I am studying canonical forms of matrices, and I'm a little stuck on something:
Consider a finite dimensional $\mathbb{F}-$vector space $V$ and an endomorphism $\alpha:\;V\to V$, and let $V_{\alpha}$ be the corresponding $\mathbb{F}[X]-$module i.e. $p\cdot \mathbf{v}=p(\alpha)[\mathbf{v}]$. Suppose: $$V_{\alpha}\cong \frac{\mathbb{F}[X]}{(X^k)}$$ as $\mathbb{F}[X]-$modules. Then the action of $X$ in $\mathbb{F}[X]/(X^k)$ viewed as an $\mathbb{F}-$vector space is: $$X\cdot (\mathbf{v}_1,\cdots,\mathbf{v}_k)=(0,\mathbf{v}_1,\cdots,\mathbf{v}_{k-1})$$
I can't immediately see why this is the case? I realise that $V_{\alpha}\cong \mathbb{F}[X]/(X^k)$ also as $\mathbb{F}-$modules, and I know that $1,X,\cdots ,X^{k-1}$ forms a basis of $\mathbb{F}[X]/(X^k)$, but I'm having trouble putting all this together. Would appreciate it if someone could help see this in clearer light.

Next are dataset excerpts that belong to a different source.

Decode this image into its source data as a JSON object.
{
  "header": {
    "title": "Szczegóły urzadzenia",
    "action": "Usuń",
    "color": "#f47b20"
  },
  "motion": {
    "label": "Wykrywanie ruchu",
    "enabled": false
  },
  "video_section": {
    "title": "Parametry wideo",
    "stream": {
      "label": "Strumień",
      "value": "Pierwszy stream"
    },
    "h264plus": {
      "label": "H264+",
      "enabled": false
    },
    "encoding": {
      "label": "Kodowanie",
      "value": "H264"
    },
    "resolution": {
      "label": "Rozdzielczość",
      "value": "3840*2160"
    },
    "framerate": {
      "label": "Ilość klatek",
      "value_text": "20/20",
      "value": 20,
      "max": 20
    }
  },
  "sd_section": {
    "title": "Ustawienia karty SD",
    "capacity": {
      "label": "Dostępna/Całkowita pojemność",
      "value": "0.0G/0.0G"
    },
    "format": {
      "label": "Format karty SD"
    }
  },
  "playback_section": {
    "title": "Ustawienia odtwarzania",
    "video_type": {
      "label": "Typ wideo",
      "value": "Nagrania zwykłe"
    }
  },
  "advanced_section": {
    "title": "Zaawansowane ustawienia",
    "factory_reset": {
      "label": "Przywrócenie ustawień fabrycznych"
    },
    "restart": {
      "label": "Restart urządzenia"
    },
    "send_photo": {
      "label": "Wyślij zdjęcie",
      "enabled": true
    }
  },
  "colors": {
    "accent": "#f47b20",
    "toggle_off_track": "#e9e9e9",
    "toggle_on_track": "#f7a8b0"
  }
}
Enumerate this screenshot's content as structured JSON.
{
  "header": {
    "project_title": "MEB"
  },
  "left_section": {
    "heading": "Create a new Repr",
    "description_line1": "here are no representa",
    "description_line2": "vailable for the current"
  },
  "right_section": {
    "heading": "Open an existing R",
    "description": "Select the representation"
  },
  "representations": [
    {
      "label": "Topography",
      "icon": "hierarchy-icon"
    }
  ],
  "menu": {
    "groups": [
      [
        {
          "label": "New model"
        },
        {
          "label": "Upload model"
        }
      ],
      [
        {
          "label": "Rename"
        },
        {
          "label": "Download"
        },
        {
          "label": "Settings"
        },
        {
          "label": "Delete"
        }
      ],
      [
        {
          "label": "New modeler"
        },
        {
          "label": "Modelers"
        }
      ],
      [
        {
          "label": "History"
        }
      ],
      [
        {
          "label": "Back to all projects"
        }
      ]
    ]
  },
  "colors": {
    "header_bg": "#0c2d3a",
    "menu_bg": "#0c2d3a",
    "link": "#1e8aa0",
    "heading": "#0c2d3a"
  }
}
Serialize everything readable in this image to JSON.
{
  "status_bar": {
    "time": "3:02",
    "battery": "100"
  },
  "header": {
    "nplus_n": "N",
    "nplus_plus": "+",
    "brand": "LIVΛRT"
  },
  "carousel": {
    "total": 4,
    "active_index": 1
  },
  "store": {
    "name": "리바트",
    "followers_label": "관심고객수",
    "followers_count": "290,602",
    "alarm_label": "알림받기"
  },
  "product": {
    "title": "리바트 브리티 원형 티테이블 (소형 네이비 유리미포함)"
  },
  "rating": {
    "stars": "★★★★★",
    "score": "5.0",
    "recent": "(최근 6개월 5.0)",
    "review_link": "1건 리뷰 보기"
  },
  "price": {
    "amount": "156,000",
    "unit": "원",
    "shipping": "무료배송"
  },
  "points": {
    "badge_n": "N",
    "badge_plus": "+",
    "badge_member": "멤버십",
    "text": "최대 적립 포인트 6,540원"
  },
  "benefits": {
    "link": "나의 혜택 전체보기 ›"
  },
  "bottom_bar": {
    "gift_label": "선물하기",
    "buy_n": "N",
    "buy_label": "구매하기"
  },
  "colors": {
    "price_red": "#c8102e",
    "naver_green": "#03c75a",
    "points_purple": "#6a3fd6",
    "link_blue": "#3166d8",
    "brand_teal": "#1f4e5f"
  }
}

If you write $x = \bar{X}$, then, as you have observed, $V_\alpha$ is an $\mathbf{F}$-vector space with $\mathbf{F}$-basis $\{1, x, x^2, \dots, x^{k-1}\}$. Since $V_\alpha$ is the $\mathbf{F}[X]$-module corresponding to $\alpha$, by definition, $\alpha$ is recovered from the action of $X$ on $V_\alpha$. And, the action of $X$ on a residue class in $\mathbf{F}[X]/(X^k)$ is
$$X \cdot \bar{f} = \overline{Xf} = x \bar{f}.$$
Your question boils down to figuring out how $x$ acts on your basis vectors $\{1, x, x^2, \dots, x^{k-1}\}$.
Do you see the claim now?